This post is about maps. Not in any important type of way. But it references them in the same way that you might reference “research” while actually quoting a TikTok you watched last week.
Hey, we all do it.
I do it.
But, getting back to the maps, have you ever actually looked at those sketches of the world according to the author in the beginning of some fantasy books? They can be either quite complex, or quite simple, depending on what the book is and how often it really matters. But in some, there’s this section of blankness. And, if you’re lucky. There’s a little picture of a three-humped dragon breaking the waves and generally looking cheerful, scary, or some awkward combination of the two.

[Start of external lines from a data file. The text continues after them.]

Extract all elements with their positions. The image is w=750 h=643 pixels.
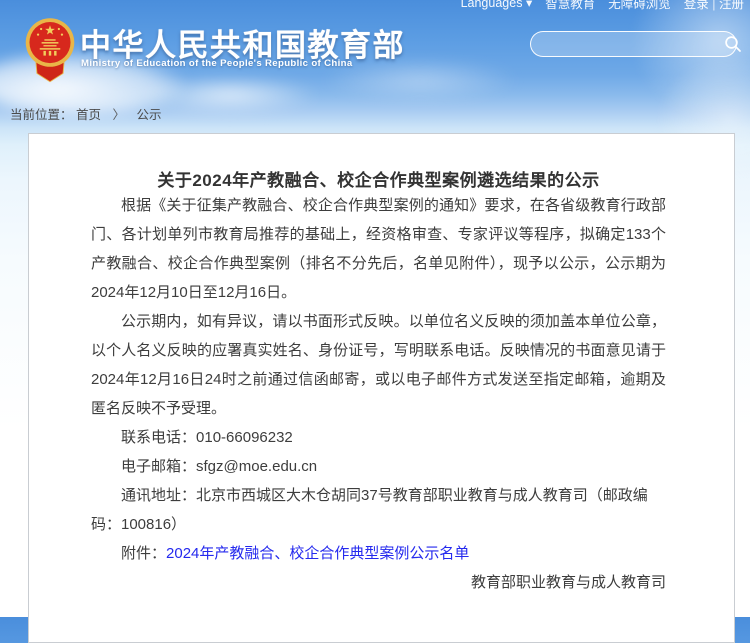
content-card: 关于2024年产教融合、校企合作典型案例遴选结果的公示 根据《关于征集产教融合、… xyxy=(28,133,735,643)
search-input[interactable] xyxy=(531,32,723,56)
top-utility-nav: Languages ▾ 智慧教育 无障碍浏览 登录 | 注册 xyxy=(461,0,744,12)
address-label: 通讯地址： xyxy=(121,487,196,504)
contact-phone-line: 联系电话：010-66096232 xyxy=(91,423,666,452)
email-value: sfgz@moe.edu.cn xyxy=(196,458,317,475)
contact-address-line: 通讯地址：北京市西城区大木仓胡同37号教育部职业教育与成人教育司（邮政编码：10… xyxy=(91,481,666,539)
phone-value: 010-66096232 xyxy=(196,429,293,446)
national-emblem-icon xyxy=(22,15,78,85)
languages-menu[interactable]: Languages ▾ xyxy=(461,0,533,10)
phone-label: 联系电话： xyxy=(121,429,196,446)
article-title: 关于2024年产教融合、校企合作典型案例遴选结果的公示 xyxy=(91,166,666,191)
attachment-line: 附件：2024年产教融合、校企合作典型案例公示名单 xyxy=(91,539,666,568)
languages-label: Languages xyxy=(461,0,523,10)
top-link-register[interactable]: 注册 xyxy=(719,0,744,11)
article-paragraph: 根据《关于征集产教融合、校企合作典型案例的通知》要求，在各省级教育行政部门、各计… xyxy=(91,191,666,307)
top-auth-group: 登录 | 注册 xyxy=(684,0,744,12)
contact-email-line: 电子邮箱：sfgz@moe.edu.cn xyxy=(91,452,666,481)
chevron-down-icon: ▾ xyxy=(526,0,532,10)
attachment-link[interactable]: 2024年产教融合、校企合作典型案例公示名单 xyxy=(166,545,469,562)
site-subtitle-en: Ministry of Education of the People's Re… xyxy=(81,58,353,69)
top-link-smart-education[interactable]: 智慧教育 xyxy=(545,0,595,12)
cloud xyxy=(140,76,320,114)
top-link-login[interactable]: 登录 xyxy=(684,0,709,11)
national-emblem-logo[interactable] xyxy=(22,15,78,85)
divider: | xyxy=(712,0,715,11)
breadcrumb-separator: 〉 xyxy=(113,108,126,122)
signature: 教育部职业教育与成人教育司 xyxy=(91,568,666,597)
search-icon[interactable] xyxy=(723,34,743,54)
top-link-accessibility[interactable]: 无障碍浏览 xyxy=(608,0,671,12)
breadcrumb-home[interactable]: 首页 xyxy=(76,108,101,122)
breadcrumb-label: 当前位置： xyxy=(10,108,73,122)
attachment-label: 附件： xyxy=(121,545,166,562)
breadcrumb: 当前位置： 首页 〉 公示 xyxy=(10,104,162,123)
email-label: 电子邮箱： xyxy=(121,458,196,475)
search-box xyxy=(530,31,737,57)
breadcrumb-current: 公示 xyxy=(137,108,162,122)
dandelion-glow xyxy=(630,0,750,125)
article-paragraph: 公示期内，如有异议，请以书面形式反映。以单位名义反映的须加盖本单位公章，以个人名… xyxy=(91,307,666,423)
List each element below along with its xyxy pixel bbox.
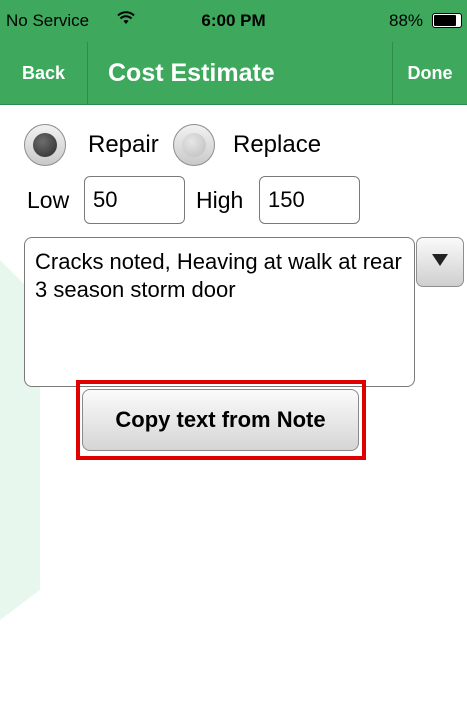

These little pictures are always in the middle of oceans and in spots where there’s no plot device, but they DO exist. So might as well put Nessie’s cousin in there. It’s a quiet admission of NOT KNOWING something. And I think it’s great.
This is actually a thing with older maps, around the 1500-1700’s there were little monsters dotting our maps, and it’s absolutely fascinating. Check it out!
After all, we all tend to know quite less than we let on. I know that I reasonably confident that I know about 3 things.
- If I eat food, I’m happier.
- Sleeping, so far, seems cool.
- Star Wars is fun.
Everything beyond those three points I’m still a little unsure on. Yeah, I talk a big game. I have held classes, given speeches, and talked, in great detail, about things I think are probably not totally wrong. And it seems to be working? At least for a given value of “working.”
But I think about those little monsters all the time. The ones that are place holders to make all the space seem a little less empty.
Because NOT knowing something is so incredibly, and absolutely terrifying. We all have the big gaps in our lives where we just have to jump or forever stay where we are , and it sucks. It really does, because the jump could be all for naught.
Or, that’s the general thought.
But I’ve discovered a few things over the last few years. Though the voids and oceans of experiences may indeed be dotted with monsters that are terrifying and horrible. But nothing seems to make them as frightening as our own minds. I have worked up every major change in my head until it becomes something grand and powerful, much like a sea monster, but the thing I’ve learned through Covid, divorce, and a variety of other spicy moments is that the waters may be deep, and dark, and cold enough to shred the skin, but the monsters you dream of, the ones that truly frighten you only hold their power from a distance.
Jump in with both feet, and flounder through the foam until you see them up close. Are they still scary? Absolutely, but do they terrify in the same way or with the same fervor?
Standing in front of that monster you see it for what it is. An amalgamation. A sum made up from the individual pieces. A chimera, of a kind.
And chimeras can be beaten, there are oh-so-many stories about it.
Once you know the monster, the waters are less scary.